Ich war ganz allein zu Haus
Die Eltern waren beide aus
Il arriva qu'en passant par la cuisine, Fye fut soudain pris d'une envie de sucreries. En temps normal, il n'avait pas le droit de se servir sans autorisation, car sa maman disait toujours que manger trop de bonbons risquait de lui provoquer des caries. Mais combien d'enfants n'ont-ils pas bravé l'interdit en l'absence de leurs parents ? Sa maman n'était pas là aujourd'hui. S'il prenait un bonbon, où même deux, elle ne s'en apercevrait pas. Mais au lieu de se poser sur le paquet tant attendu, les doigts de Fye retirèrent du placard une petite boîte rectangulaire ornée de motifs floraux et dont le contenu cliquetait à chacun de ses mouvements.

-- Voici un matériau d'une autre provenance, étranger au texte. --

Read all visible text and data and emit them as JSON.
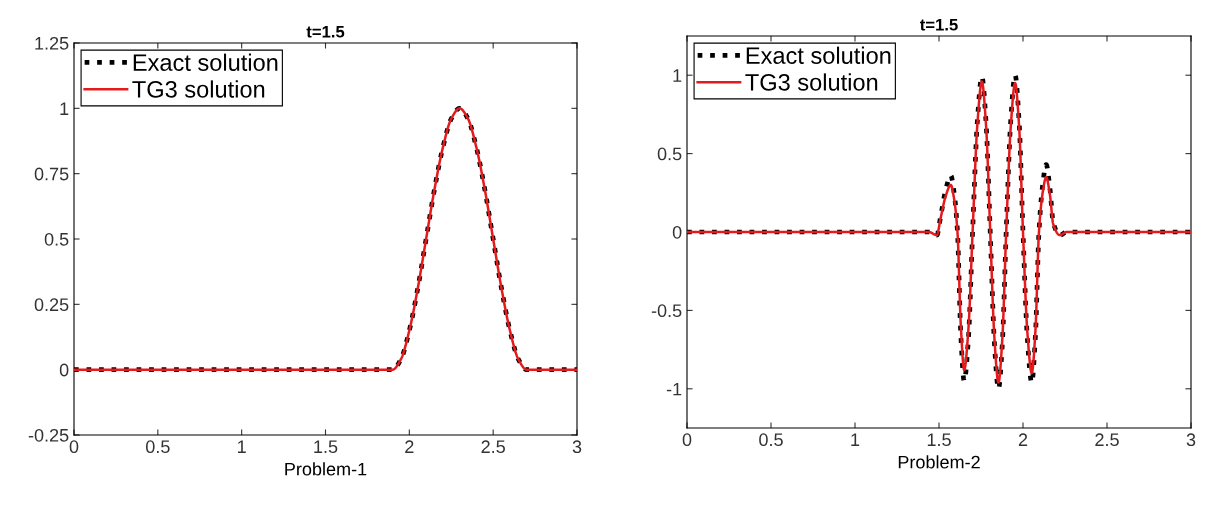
{
  "chart_data": [
    {
      "type": "line",
      "title": "t=1.5",
      "xlabel": "Problem-1",
      "xlim": [
        0,
        3
      ],
      "xticks": [
        0,
        0.5,
        1,
        1.5,
        2,
        2.5,
        3
      ],
      "ylim": [
        -0.25,
        1.25
      ],
      "yticks": [
        -0.25,
        0,
        0.25,
        0.5,
        0.75,
        1,
        1.25
      ],
      "legend": "top left",
      "grid": false,
      "series": [
        {
          "name": "Exact solution",
          "color": "#000000",
          "line_style": "dotted",
          "x": [
            0,
            1.9,
            1.95,
            2.0,
            2.05,
            2.1,
            2.15,
            2.2,
            2.25,
            2.3,
            2.35,
            2.4,
            2.45,
            2.5,
            2.55,
            2.6,
            2.65,
            2.7,
            3
          ],
          "values": [
            0,
            0,
            0.04,
            0.15,
            0.31,
            0.5,
            0.69,
            0.85,
            0.96,
            1,
            0.96,
            0.85,
            0.69,
            0.5,
            0.31,
            0.15,
            0.04,
            0,
            0
          ]
        },
        {
          "name": "TG3 solution",
          "color": "#e41a1c",
          "line_style": "solid",
          "x": [
            0,
            1.9,
            1.95,
            2.0,
            2.05,
            2.1,
            2.15,
            2.2,
            2.25,
            2.3,
            2.35,
            2.4,
            2.45,
            2.5,
            2.55,
            2.6,
            2.65,
            2.7,
            3
          ],
          "values": [
            0,
            0,
            0.04,
            0.15,
            0.31,
            0.5,
            0.69,
            0.85,
            0.96,
            1,
            0.96,
            0.85,
            0.69,
            0.5,
            0.31,
            0.15,
            0.04,
            0,
            0
          ]
        }
      ]
    },
    {
      "type": "line",
      "title": "t=1.5",
      "xlabel": "Problem-2",
      "xlim": [
        0,
        3
      ],
      "xticks": [
        0,
        0.5,
        1,
        1.5,
        2,
        2.5,
        3
      ],
      "ylim": [
        -1.25,
        1.25
      ],
      "yticks": [
        -1,
        -0.5,
        0,
        0.5,
        1
      ],
      "legend": "top left",
      "grid": false,
      "series": [
        {
          "name": "Exact solution",
          "color": "#000000",
          "line_style": "dotted",
          "x": [
            0,
            1.44,
            1.487,
            1.51,
            1.54,
            1.57,
            1.59,
            1.61,
            1.63,
            1.65,
            1.675,
            1.7,
            1.728,
            1.755,
            1.78,
            1.805,
            1.83,
            1.854,
            1.877,
            1.9,
            1.927,
            1.953,
            1.977,
            2.0,
            2.026,
            2.052,
            2.074,
            2.095,
            2.117,
            2.138,
            2.16,
            2.18,
            2.22,
            2.26,
            3
          ],
          "values": [
            0,
            0,
            -0.02,
            0.1,
            0.27,
            0.36,
            0.25,
            0,
            -0.66,
            -0.95,
            -0.68,
            0,
            0.7,
            0.99,
            0.7,
            0,
            -0.71,
            -1.0,
            -0.71,
            0,
            0.71,
            1.0,
            0.7,
            0,
            -0.68,
            -0.96,
            -0.66,
            0,
            0.3,
            0.43,
            0.28,
            0.06,
            -0.02,
            0,
            0
          ]
        },
        {
          "name": "TG3 solution",
          "color": "#e41a1c",
          "line_style": "solid",
          "x": [
            0,
            1.44,
            1.487,
            1.51,
            1.54,
            1.57,
            1.59,
            1.61,
            1.63,
            1.65,
            1.675,
            1.7,
            1.728,
            1.755,
            1.78,
            1.805,
            1.83,
            1.854,
            1.877,
            1.9,
            1.927,
            1.953,
            1.977,
            2.0,
            2.026,
            2.052,
            2.074,
            2.095,
            2.117,
            2.138,
            2.16,
            2.18,
            2.22,
            2.26,
            3
          ],
          "values": [
            0,
            0,
            -0.02,
            0.09,
            0.23,
            0.3,
            0.21,
            0,
            -0.6,
            -0.88,
            -0.62,
            0,
            0.68,
            0.96,
            0.68,
            0,
            -0.68,
            -0.96,
            -0.68,
            0,
            0.67,
            0.95,
            0.67,
            0,
            -0.64,
            -0.9,
            -0.63,
            0,
            0.25,
            0.35,
            0.24,
            0.05,
            -0.02,
            0,
            0
          ]
        }
      ]
    }
  ]
}
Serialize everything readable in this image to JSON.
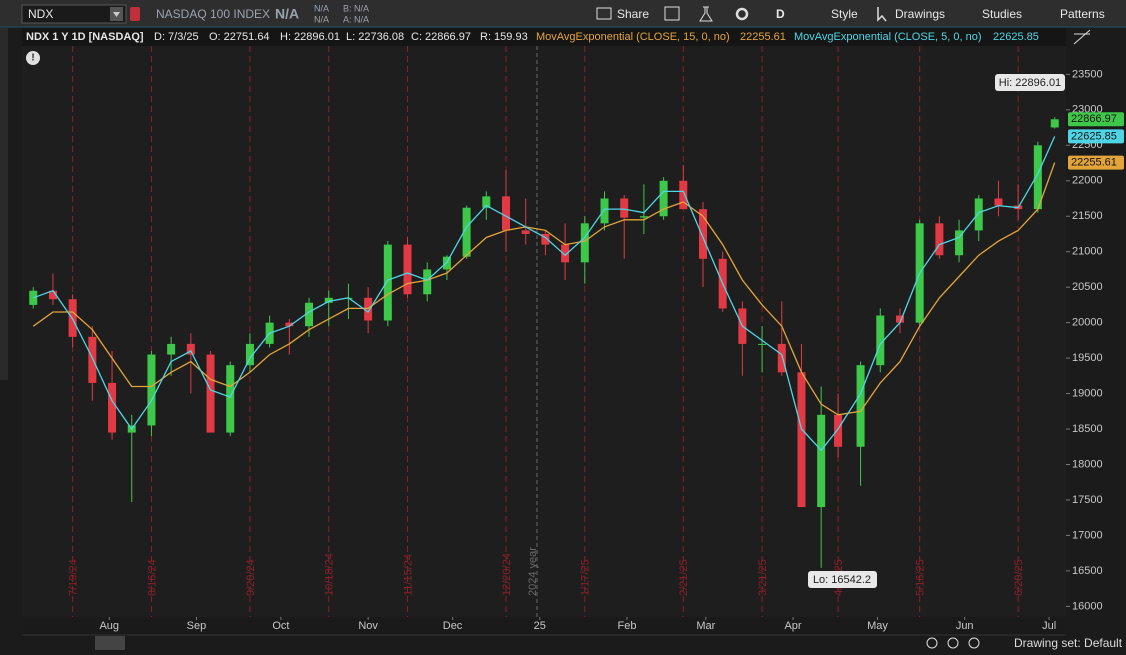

Da sah ich plötzlich vor mir stehen
Ein Schächtelchen nett anzusehen
Malgré l'absence de ses parents il sursauta, effrayé soudain de se faire surprendre. Car il savait ce que contenait la boîte et il savait que ses parents leur avaient formellement interdit, à lui et à son frère, d'y toucher. Il eut d'ailleurs un geste pour la reposer, tant la culpabilité qui l'assaillait était forte, mais une image s'imposa alors à son esprit, une image superbe et fascinante, celle de son père auréolé de lumière tandis qu'il dansait et crachait des flammes, comme un dragon. Combien de fois l'avait-il observé, les yeux rivés sur chacun de ses gestes ?
- Je t'apprendrai un jour, lui avait-il dit.
Fye n'avait jamais oublié cette promesse. Alors malgré la culpabilité, malgré tout, il raffermit sa prise sur la petite boîte, qu'il ramena à lui comme s'il se fut agi d'un précieux trésor, et courut la cacher dans sa chambre, à l'abri des regards.
Ei sprach ich wie schön und fein
Das muss ein trefflich Spielzeug sein
De sa fenêtre, il s'assura ensuite d'un coup d'œil que Yui et Kurogane jouaient toujours dans le jardin puis courut à la cave, où il savait que son père entreposait son matériel. Il lui fallut batailler quelque peu pour l'atteindre, car ce dernier le mettait toujours dans un endroit à priori hors de portée, mais c'était sans compter sur la détermination du petit garçon.
- Comme il sera fier de moi ! pensa-t-il.
Les bras chargés, il parcourut ensuite en sens inverse le chemin menant jusqu'à sa chambre et ferma la porte derrière lui. Personne ne devait savoir ce qu'il préparait. Il en ferait la surprise à tout le monde ce soir, lorsque ses parents rentreraient. Et s'il se débrouillait bien, peut-être que son père oublierait qu'il lui avait désobéi…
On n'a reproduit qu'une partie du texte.